После того как я разорился, Пьер дал мне возможность приехать в Кантон — подобно Ламберу, сделавшему для него то же самое шесть лет назад. О борьбе Гонконга против Кантона я знал только по радиограммам, приходившим с Дальнего Востока. Первые инструкции я получил на Цейлоне, от уполномоченного гоминьдана в Коломбо, куда заходил наш корабль. Дождь лил так, как льёт только в тропиках; я слушал старого кантонца, а машина, в которой мы сидели, мчалась среди нависающих над нами туч, рассекая мокрые пальмовые листья, бившиеся о затуманенное ветровое стекло. Мне приходилось делать усилие над собой, чтобы поверить в реальность того, что мне рассказывали, — сражений, смертей, страхов… Вернувшись на корабль, сидя в баре и всё ещё удивляясь словам китайца, я решил перечитать письма Пьера. Только теперь мне становилась ясной его роль вождя. И эти письма, которые лежат здесь, развёрнутые, на моей кровати, пробуждают теперь столько воспоминаний — и ясных, и туманных; с ними вместе с неясной тенью моего друга в мою белую каюту вплывает океан, нахлёстываемый косым ливнем и упирающийся в серую линию высоких берегов Цейлона, над которыми зависли неподвижные и почти чёрные облака…

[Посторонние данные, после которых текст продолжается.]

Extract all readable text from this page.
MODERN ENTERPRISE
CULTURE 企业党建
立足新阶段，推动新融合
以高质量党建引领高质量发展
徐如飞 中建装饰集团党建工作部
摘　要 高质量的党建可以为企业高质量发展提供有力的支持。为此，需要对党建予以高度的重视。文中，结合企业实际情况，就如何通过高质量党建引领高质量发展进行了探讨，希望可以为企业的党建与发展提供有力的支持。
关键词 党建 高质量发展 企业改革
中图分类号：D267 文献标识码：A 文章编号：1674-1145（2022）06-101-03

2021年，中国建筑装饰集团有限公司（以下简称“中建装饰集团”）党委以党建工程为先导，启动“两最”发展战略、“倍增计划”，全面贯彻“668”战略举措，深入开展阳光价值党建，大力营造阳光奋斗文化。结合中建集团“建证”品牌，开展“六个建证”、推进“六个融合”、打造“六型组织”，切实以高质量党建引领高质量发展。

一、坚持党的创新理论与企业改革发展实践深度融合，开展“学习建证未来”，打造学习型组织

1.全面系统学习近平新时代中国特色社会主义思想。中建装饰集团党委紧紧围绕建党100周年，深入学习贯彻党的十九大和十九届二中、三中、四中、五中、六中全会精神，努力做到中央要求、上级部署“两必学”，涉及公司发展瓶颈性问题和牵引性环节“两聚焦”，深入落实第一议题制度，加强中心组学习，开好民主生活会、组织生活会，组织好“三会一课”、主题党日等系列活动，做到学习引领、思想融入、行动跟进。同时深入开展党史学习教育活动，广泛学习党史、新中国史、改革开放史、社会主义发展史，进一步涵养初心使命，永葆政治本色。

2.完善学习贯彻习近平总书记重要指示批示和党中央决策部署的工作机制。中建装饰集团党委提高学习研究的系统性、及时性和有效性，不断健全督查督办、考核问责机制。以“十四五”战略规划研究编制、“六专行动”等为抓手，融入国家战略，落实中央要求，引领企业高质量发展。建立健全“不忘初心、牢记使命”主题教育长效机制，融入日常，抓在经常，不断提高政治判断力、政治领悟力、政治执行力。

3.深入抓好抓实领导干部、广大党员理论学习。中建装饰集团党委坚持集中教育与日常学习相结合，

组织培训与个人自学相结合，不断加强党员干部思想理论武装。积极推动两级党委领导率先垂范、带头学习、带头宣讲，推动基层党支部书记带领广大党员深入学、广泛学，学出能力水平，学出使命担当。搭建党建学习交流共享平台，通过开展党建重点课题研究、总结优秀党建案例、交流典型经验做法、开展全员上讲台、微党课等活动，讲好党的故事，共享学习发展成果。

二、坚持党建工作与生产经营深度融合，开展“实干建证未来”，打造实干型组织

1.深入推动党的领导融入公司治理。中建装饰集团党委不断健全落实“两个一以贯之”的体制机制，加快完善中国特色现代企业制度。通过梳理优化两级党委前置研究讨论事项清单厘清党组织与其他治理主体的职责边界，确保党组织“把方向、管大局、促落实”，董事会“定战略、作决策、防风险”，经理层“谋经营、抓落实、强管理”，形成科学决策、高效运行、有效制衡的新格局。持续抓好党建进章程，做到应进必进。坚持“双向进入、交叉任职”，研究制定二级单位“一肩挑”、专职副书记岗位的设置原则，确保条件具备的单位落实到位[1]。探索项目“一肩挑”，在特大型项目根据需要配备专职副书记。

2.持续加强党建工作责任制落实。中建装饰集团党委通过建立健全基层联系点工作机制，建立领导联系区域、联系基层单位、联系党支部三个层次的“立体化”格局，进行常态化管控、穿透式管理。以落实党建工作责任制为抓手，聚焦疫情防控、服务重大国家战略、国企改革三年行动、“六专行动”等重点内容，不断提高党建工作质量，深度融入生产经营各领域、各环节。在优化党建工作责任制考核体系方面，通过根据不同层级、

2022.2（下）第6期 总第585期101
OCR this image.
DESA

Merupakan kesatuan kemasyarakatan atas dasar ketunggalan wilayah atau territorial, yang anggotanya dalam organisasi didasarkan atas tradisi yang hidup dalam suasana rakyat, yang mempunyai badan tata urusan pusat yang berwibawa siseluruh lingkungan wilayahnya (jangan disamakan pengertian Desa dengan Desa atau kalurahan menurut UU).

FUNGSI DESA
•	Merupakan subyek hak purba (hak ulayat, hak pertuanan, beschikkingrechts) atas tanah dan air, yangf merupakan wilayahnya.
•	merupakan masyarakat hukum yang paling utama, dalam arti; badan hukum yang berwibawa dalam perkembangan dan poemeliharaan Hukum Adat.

«Ты знаешь, как я хочу, чтобы ты приехал. Но не приезжай, если думаешь найти здесь исполнение тех желаний, которые были у меня, когда мы расставались. Власть, о которой я мечтал и которая у меня теперь есть, достигается только мужицким трудом, непрестанными усилиями, твёрдой волей привлечь к тому, чем мы располагаем, ещё одного недостающего нам человека, ещё одну отсутствующую у нас вещь. Возможно, ты удивишься, что всё это я тебе пишу вот так. Мне не хватало упорства и целеустремлённости, и я обнаружил их у моих соратников, а теперь, думаю, обрёл и сам. Моя власть покоится на том, что я отверг все моральные принципы — но сделал это не ради своих собственных интересов…»

Мы приближаемся к Кантону, и каждый день я вижу, как вывешиваются радиограммы. Они вполне заменяют теперь его письма…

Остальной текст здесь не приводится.